Gordon Henry Jr., a renowned poet and scholar and a member of the Anishinabe, read at DU on Nov. 6. The Anishabe are a nation of indigenous communities native to Canada and the Northern U.S. region, and an enrolled member of the White Earth Chippewa Tribe of Minnesota. His father was in the U.S. Navy, and Henry grew up living on military bases and reservations.

His first novel The Light People (1994) is a multi-genre novel that includes a series of stories focused on a native community living in Northern Minnesota that was largely influenced by traditional Anishinabe storytelling. In “The Light People,” the main character, Oskinaway, searches for his parents, and is engaged in a legal battle over a leg that had been taken from an elder. Each story is somehow linked to its predecessor, and the novel becomes a patchwork discourse on identity and cultural appropriation. “The Light People” is a quilt of interlocking narratives, all told with surprising humor                        and wisdom.
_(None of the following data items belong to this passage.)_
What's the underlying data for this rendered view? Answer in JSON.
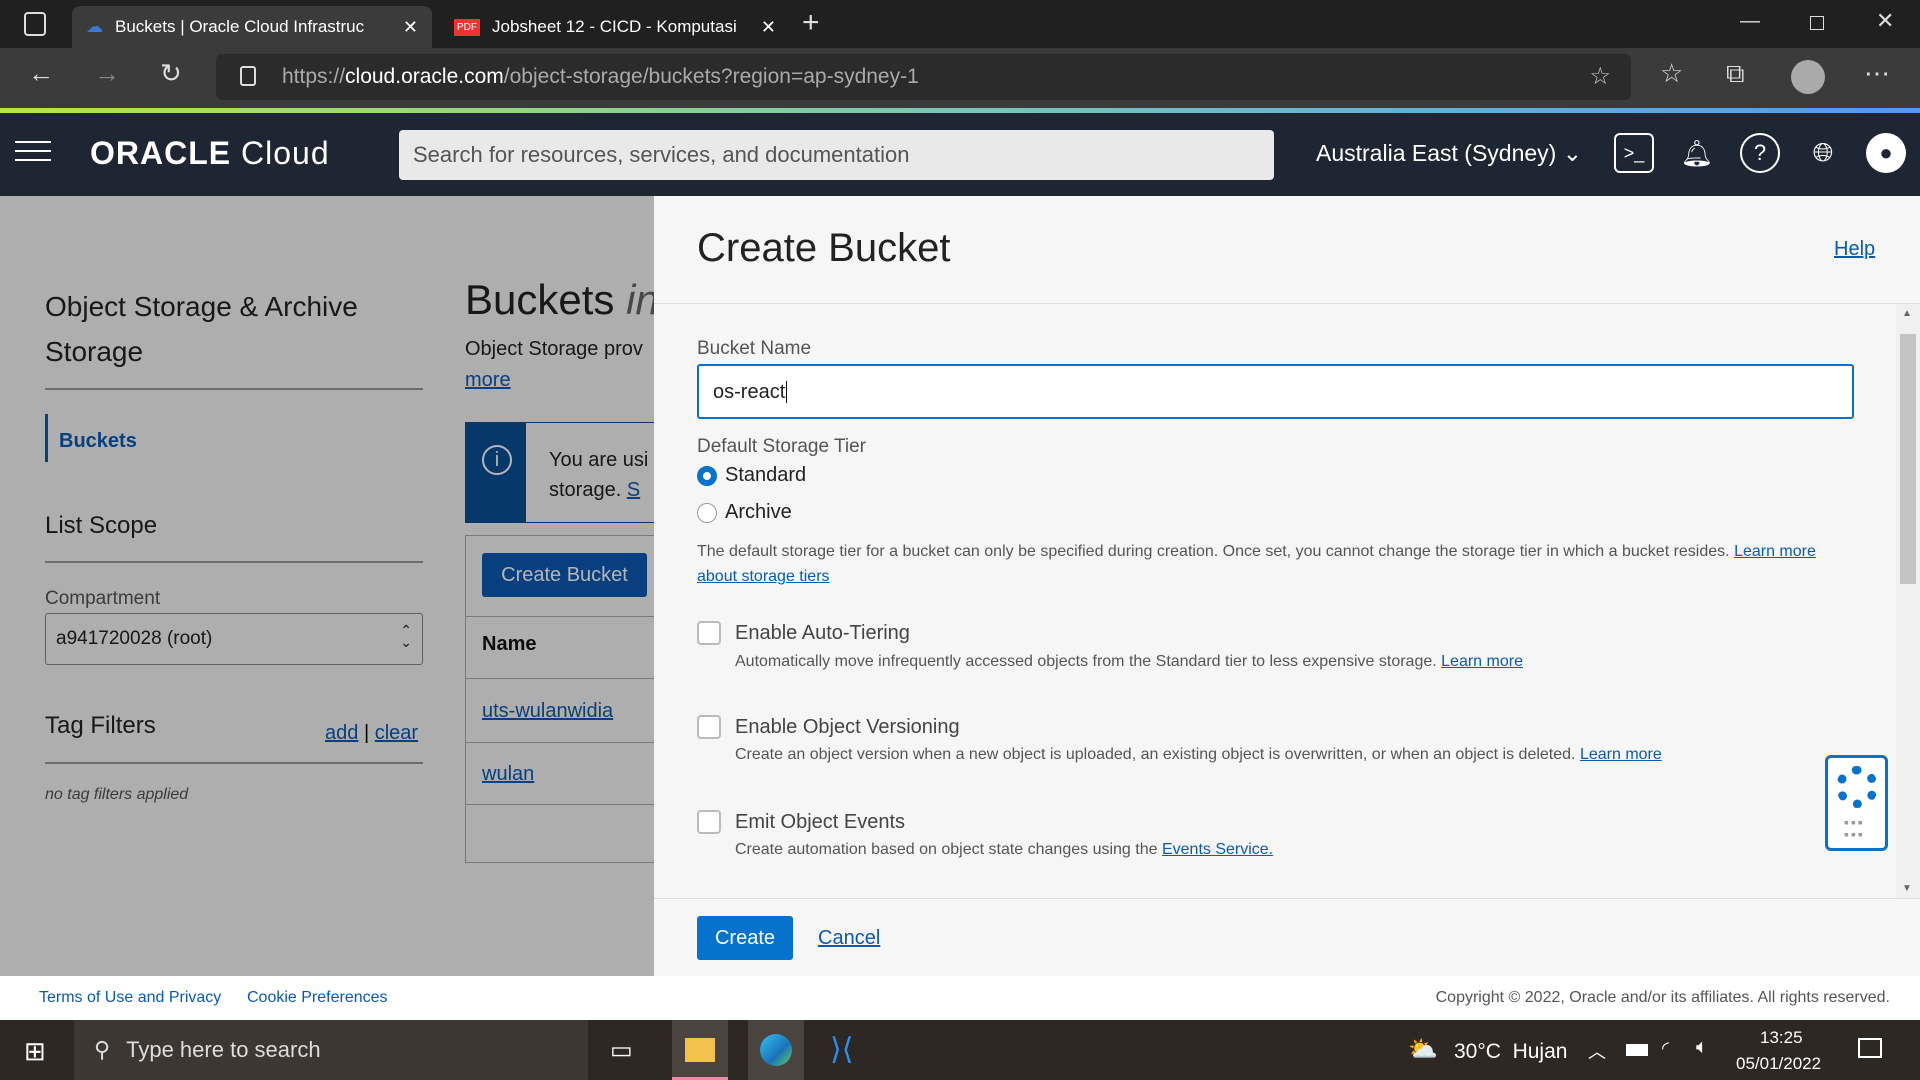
{
  "browser": {
    "tabs": [
      {
        "title": "Buckets | Oracle Cloud Infrastruc"
      },
      {
        "title": "Jobsheet 12 - CICD - Komputasi "
      }
    ],
    "url_prefix": "https://",
    "url_domain": "cloud.oracle.com",
    "url_path": "/object-storage/buckets?region=ap-sydney-1"
  },
  "header": {
    "logo": "ORACLE",
    "logo_sub": "Cloud",
    "search_placeholder": "Search for resources, services, and documentation",
    "region": "Australia East (Sydney)"
  },
  "sidebar": {
    "title": "Object Storage & Archive Storage",
    "nav": [
      {
        "label": "Buckets"
      }
    ],
    "list_scope": "List Scope",
    "compartment_label": "Compartment",
    "compartment_value": "a941720028 (root)",
    "tag_filters": "Tag Filters",
    "add": "add",
    "sep": "|",
    "clear": "clear",
    "no_tags": "no tag filters applied"
  },
  "main": {
    "title": "Buckets",
    "title_suffix": "in",
    "desc": "Object Storage prov",
    "more": "more",
    "info_line1": "You are usi",
    "info_line2": "storage.",
    "info_link": "S",
    "create_button": "Create Bucket",
    "col_name": "Name",
    "rows": [
      "uts-wulanwidia",
      "wulan"
    ]
  },
  "drawer": {
    "title": "Create Bucket",
    "help": "Help",
    "bucket_name_label": "Bucket Name",
    "bucket_name_value": "os-react",
    "tier_label": "Default Storage Tier",
    "tiers": [
      {
        "label": "Standard",
        "selected": true
      },
      {
        "label": "Archive",
        "selected": false
      }
    ],
    "tier_help": "The default storage tier for a bucket can only be specified during creation. Once set, you cannot change the storage tier in which a bucket resides.",
    "tier_link": "Learn more about storage tiers",
    "options": [
      {
        "label": "Enable Auto-Tiering",
        "desc": "Automatically move infrequently accessed objects from the Standard tier to less expensive storage.",
        "link": "Learn more",
        "checked": false
      },
      {
        "label": "Enable Object Versioning",
        "desc": "Create an object version when a new object is uploaded, an existing object is overwritten, or when an object is deleted.",
        "link": "Learn more",
        "checked": false
      },
      {
        "label": "Emit Object Events",
        "desc": "Create automation based on object state changes using the",
        "link": "Events Service.",
        "checked": false
      }
    ],
    "create": "Create",
    "cancel": "Cancel"
  },
  "footer": {
    "terms": "Terms of Use and Privacy",
    "cookies": "Cookie Preferences",
    "copyright": "Copyright © 2022, Oracle and/or its affiliates. All rights reserved."
  },
  "taskbar": {
    "search": "Type here to search",
    "weather": "30°C  Hujan",
    "time": "13:25",
    "date": "05/01/2022"
  },
  "colors": {
    "accent": "#0572ce",
    "header_bg": "#1e2634",
    "link": "#0a5ab3"
  }
}
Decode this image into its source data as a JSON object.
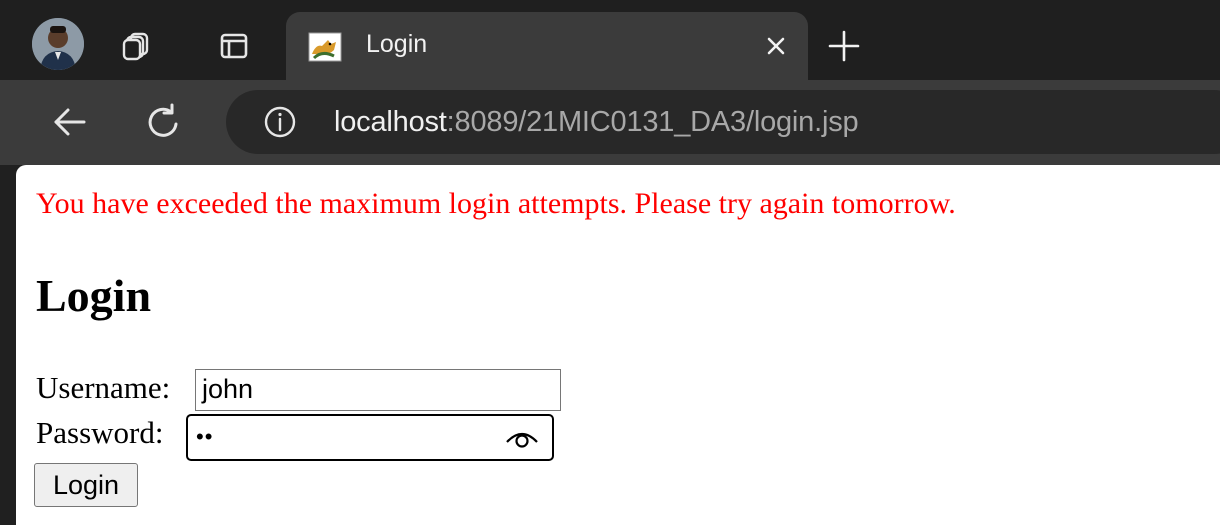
{
  "browser": {
    "tab": {
      "title": "Login",
      "favicon": "tomcat-icon",
      "close_icon": "close-icon"
    },
    "new_tab_icon": "plus-icon",
    "address_bar": {
      "host": "localhost",
      "rest": ":8089/21MIC0131_DA3/login.jsp"
    },
    "icons": [
      "profile-avatar",
      "workspaces-icon",
      "tab-actions-icon",
      "back-arrow-icon",
      "reload-icon",
      "info-icon"
    ]
  },
  "page": {
    "error_message": "You have exceeded the maximum login attempts. Please try again tomorrow.",
    "heading": "Login",
    "username_label": "Username:",
    "username_value": "john",
    "password_label": "Password:",
    "password_mask": "••",
    "login_button": "Login"
  },
  "colors": {
    "error": "#ff0000",
    "chrome_dark": "#1f1f1f",
    "chrome_mid": "#3b3b3b",
    "omnibox": "#282828"
  }
}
Henry began the talk with a chilling traditional Chippewa song played on a hide drum. The talk then centered on what Gordon called the three pillars of native literature: storytelling, song and personal narrative. He shared stories, and poems, and played a variety of dream songs, creating a collage of personal and communal aspects of the American Indian experience. Henry believes we all find ourselves at the intersections of our identities at any given point. Henry was involved in political activism, an effort to regain tribal lands during his graduate education.

The most prevalent themes of Henry’s writing include conquest, imperialism, alcohol, healing, trauma, theory and our complex individual reality. When an audience member asked him what elements are essential to a good story, he replied, “a good story must always turn your consciousness.”

Henry also read a story by Ojibwe elder, Francis Cree, from Dunseith, North Dakota. He played a healing song afterward, meant to cleanse listeners from their ailments. A collection of poetry he read from often compared memory to an encyclopedia and the ways we write from both memory and imagination.

Henry shared personal anecdotes about his father’s lost battle with cancer, medicinal herbs, transcendence, the natural world, American Indian tradition and spirituality. A particularly poignant line from a poem read “live in the nowhere you came from though you have an address here.”

His work provides insight into the modern lives of Native Americans, and the histories of their ancestors which have been largely rewritten to make the colonial era more fathomable. In light of the events and the footage captured during Dakota Access Pipeline protests, it’s become all the more apparent that the struggle for basic rights like land and, water has been fought for centuries and the same infuriating story lives on today.